Chapter 13
The 5th Showing
The fifth Revelation is that the temptation of the fend is overcome be the passion of Criste, to the encres of joy of and to His peyne everlestingly.
And after,
before God spoke any words,
He showed me Himself for a reasonable time,
and all I had seen,
and all I might learn from it,
as my simple soul could understand.
Then with no voice,
without opening His lips,
He formed these words in my soul:
Thus the fiend is overcome.
Our Lord said these words,
meaning by His blessed passion
that He showed before.
In this our Lord showed
how His passion overcomes the fiend.
God showed the fiend,
as malicious now
as before the incarnation.
Yet hard as he tries, he continually sees
all who are being saved escaping him,
by Christ’s precious passion.
That is his sorrow,
and he is seen as fully evil.
Yet all God allows him to do
turns us to joy
and him to shame and woe.
And he has as much sorrow
when God gives him leave to work
as when he does nothing;
he can never be as evil as he wishes,
for his strength is all taken in God’s hand.

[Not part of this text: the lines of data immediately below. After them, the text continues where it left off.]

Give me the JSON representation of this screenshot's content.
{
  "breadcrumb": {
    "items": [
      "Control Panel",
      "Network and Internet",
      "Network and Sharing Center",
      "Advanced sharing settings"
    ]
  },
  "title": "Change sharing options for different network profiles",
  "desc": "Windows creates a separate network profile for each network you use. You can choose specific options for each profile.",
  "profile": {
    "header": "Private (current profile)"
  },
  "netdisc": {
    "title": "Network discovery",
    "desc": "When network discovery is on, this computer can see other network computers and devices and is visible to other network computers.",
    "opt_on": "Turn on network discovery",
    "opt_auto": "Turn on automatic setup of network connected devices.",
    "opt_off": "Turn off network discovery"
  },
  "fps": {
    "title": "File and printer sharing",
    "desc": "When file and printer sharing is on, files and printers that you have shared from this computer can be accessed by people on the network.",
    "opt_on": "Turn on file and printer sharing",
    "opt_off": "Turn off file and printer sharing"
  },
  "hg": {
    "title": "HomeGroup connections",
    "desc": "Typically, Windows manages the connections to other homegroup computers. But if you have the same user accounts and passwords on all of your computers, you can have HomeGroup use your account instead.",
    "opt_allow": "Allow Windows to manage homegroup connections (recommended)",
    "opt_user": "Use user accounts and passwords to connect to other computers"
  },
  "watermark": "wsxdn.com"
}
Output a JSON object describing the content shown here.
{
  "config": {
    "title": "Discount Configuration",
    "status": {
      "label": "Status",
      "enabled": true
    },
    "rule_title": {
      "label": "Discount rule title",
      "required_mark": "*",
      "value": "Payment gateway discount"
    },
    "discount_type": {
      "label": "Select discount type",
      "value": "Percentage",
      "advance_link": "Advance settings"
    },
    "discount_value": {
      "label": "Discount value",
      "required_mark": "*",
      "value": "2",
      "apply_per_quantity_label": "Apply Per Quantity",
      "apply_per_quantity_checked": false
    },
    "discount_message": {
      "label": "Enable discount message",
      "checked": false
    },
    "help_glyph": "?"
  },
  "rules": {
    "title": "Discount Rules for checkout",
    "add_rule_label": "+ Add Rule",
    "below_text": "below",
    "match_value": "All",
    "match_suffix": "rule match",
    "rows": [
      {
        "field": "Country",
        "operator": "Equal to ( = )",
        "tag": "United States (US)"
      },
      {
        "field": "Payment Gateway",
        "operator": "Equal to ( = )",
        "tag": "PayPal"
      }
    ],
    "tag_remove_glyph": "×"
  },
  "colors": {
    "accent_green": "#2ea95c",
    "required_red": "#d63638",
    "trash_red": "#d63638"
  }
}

But in God I see no wrath,
For our good Lord has endless regard
to His own worshipful nature
to the profit of all that shall be saved.
With might and right He withstands the reproved,
who by malice and shrewdness busies himself,
scheming and acting against God’s will.
And I saw our Lord scorn his malice,
belittling his weakness,
and willing us to do the same.
At this sight I laughed mightily,
and that made them about me laugh,
and their laughing pleased me.
I wished my fellow Christians
had seen all that I had seen,
then they would all laugh with me.
But I did not see Christ laughing;
I understood that we may laugh,
comforting ourselves,
enjoying God,
for the devil is overcome.
Then I saw Him scorn his malice;
guiding my understanding of our Lord,
an inward showing of truth,
with no change of emotion.
I saw constancy
as a worshipful property of God.
Then I fell serious and calm,
saying, “I see three things:
joy, scorn, and resolve;
I see joy, that the fiend is overcome.
I see scorn, that God scorns him,
and that he shall be scorned.
I see resolve, that he is overcome
by our Lord Jesus Christ’s blissful passion and death ;
done in full earnest and with sad travail.”
And I said, “He is scorned.”
That is, God scorns him;
He sees him now as He shall forever.
In this God showed the fiend condemned.
And I meant this when I said
he shall be scorned at doomsday,
generally, by all that shall be saved,
of whose consolation he is most jealous.
Then he shall see all the woe and oppression
that he has done to them,
turned to their endless increased joy.
And all that pain and suffering
he would have brought them to
shall go with him endlessly to Hell.